The Bank of Ghana (BoG) has finally come to terms with the inescapable influence of cryptocurrencies in the country.
In a significant policy shift, Governor Dr. Johnson Asiama has announced that the central bank cannot stop the use of digital currencies, marking a new chapter in Ghana’s engagement with virtual assets. Instead of enforcing an outright ban, the BoG is now embracing a pragmatic path—one of regulation, collaboration, and controlled innovation.
For years, the BoG maintained a cautious, if not outright dismissive, posture toward cryptocurrencies. Through public advisories issued in 2018 and 2022, the central bank consistently reiterated that cryptocurrencies were not legal tender and warned financial institutions against engaging in crypto-related transactions. This created a regulatory vacuum that allowed crypto activities to thrive underground, exposing consumers to fraud and leaving authorities without oversight.
But in his latest remarks, Dr. Asiama signaled that this era of denial is over.
“Crypto is a big thing in Ghana. We can pretend to look the other way, but the reality is that it’s impacting,” he stated. His words reflect a growing realization that the global rise of digital assets cannot be ignored—only managed.
Regulation Over Repression
Rather than fighting a losing battle against decentralised technologies, the BoG now intends to regulate them. Dr. Asiama revealed that Ghana’s financial regulators—including the Securities and Exchange Commission (SEC) and the Ghana Revenue Authority (GRA)—are working together to create a comprehensive framework for the crypto ecosystem.
“As a regulator, and together with other regulators, we are joining efforts to ensure the benefits accrue to us while minimising the risks,” Dr. Asiama said. He compared the ubiquity of crypto to air, saying, “You can’t stop it. It goes everywhere. All you have to do is develop systems to minimise the risks.”

This is not merely a rhetorical shift. In August 2024, the BoG released draft guidelines for Virtual Asset Service Providers (VASPs), which included anti-money laundering (AML) requirements, mandatory registration, and internal control protocols. These were early signals of the central bank’s changing attitude.

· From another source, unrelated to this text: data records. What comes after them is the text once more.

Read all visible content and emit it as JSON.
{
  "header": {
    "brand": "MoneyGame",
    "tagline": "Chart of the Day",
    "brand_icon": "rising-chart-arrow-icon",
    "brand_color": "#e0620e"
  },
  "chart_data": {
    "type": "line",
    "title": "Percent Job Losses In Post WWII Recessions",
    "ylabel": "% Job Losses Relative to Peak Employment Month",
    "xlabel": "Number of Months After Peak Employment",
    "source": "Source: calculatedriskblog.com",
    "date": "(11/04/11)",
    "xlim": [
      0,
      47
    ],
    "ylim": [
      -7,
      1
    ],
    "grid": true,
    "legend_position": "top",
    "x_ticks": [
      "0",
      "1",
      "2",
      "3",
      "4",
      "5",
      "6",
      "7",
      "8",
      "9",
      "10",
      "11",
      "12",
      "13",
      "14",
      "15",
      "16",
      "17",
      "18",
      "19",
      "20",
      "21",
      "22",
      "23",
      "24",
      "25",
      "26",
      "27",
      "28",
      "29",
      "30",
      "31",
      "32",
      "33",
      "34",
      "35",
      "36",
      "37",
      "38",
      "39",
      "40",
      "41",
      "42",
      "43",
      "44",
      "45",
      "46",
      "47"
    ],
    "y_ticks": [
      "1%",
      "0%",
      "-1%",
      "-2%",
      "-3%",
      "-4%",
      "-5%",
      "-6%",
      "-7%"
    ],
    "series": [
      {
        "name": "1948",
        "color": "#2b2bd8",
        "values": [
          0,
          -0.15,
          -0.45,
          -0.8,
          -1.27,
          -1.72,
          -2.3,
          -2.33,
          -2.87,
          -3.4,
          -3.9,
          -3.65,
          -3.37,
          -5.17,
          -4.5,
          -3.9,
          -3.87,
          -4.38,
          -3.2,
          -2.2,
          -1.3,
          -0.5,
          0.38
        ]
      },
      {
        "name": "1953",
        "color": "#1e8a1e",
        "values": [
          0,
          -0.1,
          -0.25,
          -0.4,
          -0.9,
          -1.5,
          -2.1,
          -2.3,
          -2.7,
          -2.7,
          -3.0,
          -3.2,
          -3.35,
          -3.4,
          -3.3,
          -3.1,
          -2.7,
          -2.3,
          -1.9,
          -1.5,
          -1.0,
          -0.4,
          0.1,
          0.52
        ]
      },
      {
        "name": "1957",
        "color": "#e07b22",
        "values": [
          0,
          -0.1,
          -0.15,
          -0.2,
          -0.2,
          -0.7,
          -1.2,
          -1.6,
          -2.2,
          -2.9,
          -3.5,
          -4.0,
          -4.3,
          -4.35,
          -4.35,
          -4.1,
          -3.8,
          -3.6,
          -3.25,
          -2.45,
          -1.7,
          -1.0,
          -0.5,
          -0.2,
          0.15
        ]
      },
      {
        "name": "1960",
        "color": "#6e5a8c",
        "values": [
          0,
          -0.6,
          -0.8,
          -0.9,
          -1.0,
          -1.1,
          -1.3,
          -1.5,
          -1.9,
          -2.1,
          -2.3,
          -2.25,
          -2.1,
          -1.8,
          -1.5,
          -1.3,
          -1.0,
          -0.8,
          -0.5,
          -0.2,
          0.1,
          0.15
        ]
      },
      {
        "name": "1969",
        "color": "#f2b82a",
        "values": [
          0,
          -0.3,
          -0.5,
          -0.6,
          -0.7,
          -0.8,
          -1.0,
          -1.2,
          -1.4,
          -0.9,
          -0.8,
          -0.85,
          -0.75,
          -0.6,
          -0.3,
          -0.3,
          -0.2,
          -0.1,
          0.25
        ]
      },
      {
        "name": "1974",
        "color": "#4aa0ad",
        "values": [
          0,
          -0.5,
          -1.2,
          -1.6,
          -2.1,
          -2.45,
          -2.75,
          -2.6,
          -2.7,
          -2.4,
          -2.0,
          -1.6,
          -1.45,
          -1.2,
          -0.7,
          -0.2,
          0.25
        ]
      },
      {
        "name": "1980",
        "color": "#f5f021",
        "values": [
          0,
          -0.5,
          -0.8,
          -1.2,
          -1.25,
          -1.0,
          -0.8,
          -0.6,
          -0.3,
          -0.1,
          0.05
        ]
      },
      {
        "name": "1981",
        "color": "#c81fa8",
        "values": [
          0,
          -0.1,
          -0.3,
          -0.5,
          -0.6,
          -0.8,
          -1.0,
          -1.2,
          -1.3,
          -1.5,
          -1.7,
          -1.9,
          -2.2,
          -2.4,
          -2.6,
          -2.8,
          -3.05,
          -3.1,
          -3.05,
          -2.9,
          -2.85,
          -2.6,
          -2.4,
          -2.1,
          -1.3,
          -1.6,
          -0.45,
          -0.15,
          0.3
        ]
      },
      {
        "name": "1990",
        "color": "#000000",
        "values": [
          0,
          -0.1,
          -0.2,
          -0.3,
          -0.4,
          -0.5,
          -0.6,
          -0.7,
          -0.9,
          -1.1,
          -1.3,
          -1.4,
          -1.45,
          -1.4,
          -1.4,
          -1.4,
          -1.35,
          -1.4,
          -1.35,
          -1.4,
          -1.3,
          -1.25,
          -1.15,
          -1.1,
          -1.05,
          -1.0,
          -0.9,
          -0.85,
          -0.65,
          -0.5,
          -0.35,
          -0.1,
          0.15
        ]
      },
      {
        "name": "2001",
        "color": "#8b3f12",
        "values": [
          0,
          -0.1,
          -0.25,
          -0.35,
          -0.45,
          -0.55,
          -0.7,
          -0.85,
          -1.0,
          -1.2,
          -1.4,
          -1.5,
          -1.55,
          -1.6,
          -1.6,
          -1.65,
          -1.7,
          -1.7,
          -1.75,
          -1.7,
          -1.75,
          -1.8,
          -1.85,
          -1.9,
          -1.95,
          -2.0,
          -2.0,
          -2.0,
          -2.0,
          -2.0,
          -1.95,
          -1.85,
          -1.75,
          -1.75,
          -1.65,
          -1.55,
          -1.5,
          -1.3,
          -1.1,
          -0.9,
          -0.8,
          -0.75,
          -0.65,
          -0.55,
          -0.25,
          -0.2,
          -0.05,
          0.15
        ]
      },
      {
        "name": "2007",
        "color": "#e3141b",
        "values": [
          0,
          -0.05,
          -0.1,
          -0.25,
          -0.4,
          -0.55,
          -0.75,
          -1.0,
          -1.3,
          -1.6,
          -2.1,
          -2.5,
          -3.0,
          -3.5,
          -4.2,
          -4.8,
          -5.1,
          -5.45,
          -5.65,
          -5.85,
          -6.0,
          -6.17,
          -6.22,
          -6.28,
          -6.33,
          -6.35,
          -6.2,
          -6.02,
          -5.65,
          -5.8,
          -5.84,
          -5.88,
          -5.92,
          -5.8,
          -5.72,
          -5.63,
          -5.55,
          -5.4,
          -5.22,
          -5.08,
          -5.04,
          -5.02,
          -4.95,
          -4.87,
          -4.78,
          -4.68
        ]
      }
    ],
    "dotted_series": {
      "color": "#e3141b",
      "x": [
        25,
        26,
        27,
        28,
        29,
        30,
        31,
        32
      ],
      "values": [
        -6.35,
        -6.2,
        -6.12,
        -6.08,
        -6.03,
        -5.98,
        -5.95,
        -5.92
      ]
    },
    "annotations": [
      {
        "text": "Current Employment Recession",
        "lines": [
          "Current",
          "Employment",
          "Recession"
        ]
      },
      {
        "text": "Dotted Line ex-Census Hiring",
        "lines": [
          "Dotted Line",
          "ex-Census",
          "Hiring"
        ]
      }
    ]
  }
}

Legislative and Institutional Reform
At the 2025 African Leaders and Partners Forum in Washington, D.C., Dr. Asiama confirmed that the central bank would commence full regulation of digital assets by the end of September 2025, pending the passage of the much-anticipated VASP Act.
This Act is expected to grant the BoG legal authority to license and supervise VASPs, in collaboration with the SEC. To support this, the BoG is setting up a specialised unit to oversee digital assets—ensuring stronger monitoring, better compliance, and enhanced protection for investors and consumers.
Ghana is now following the path already taken by regional peers like South Africa and Nigeria. South Africa, for instance, has already licensed more than 240 crypto firms under its regulatory regime. Ghana’s proactive stance could help bolster its financial reputation and fend off international scrutiny from bodies like the Financial Action Task Force (FATF), which requires crypto oversight to avoid greylisting.
From Risk to Opportunity
While cryptocurrencies have been associated with volatility, scams, and illicit finance, the BoG sees a broader opportunity. If properly regulated, digital assets can support cross-border transactions, reduce remittance costs, and drive financial inclusion—key issues for developing economies like Ghana.
Remittances to Ghana totalled over $4.5 billion in 2023, according to the World Bank. Cryptocurrencies, especially stablecoins, could revolutionise this space by offering faster and cheaper alternatives to traditional money transfer methods.
In parallel, Ghana’s Central Bank Digital Currency (CBDC) project—the eCedi—is still in its pilot phase. But BoG’s recognition of private cryptocurrencies as part of the financial ecosystem suggests a more hybrid future where state-backed and decentralised digital assets co-exist.
The next few months will be crucial. With the VASP Act expected to pass, Ghana is poised to become a leader in Africa’s crypto regulation space. However, implementing this framework will not be without challenges. The decentralised nature of cryptocurrencies makes enforcement difficult, while consumer protection remains a pressing concern.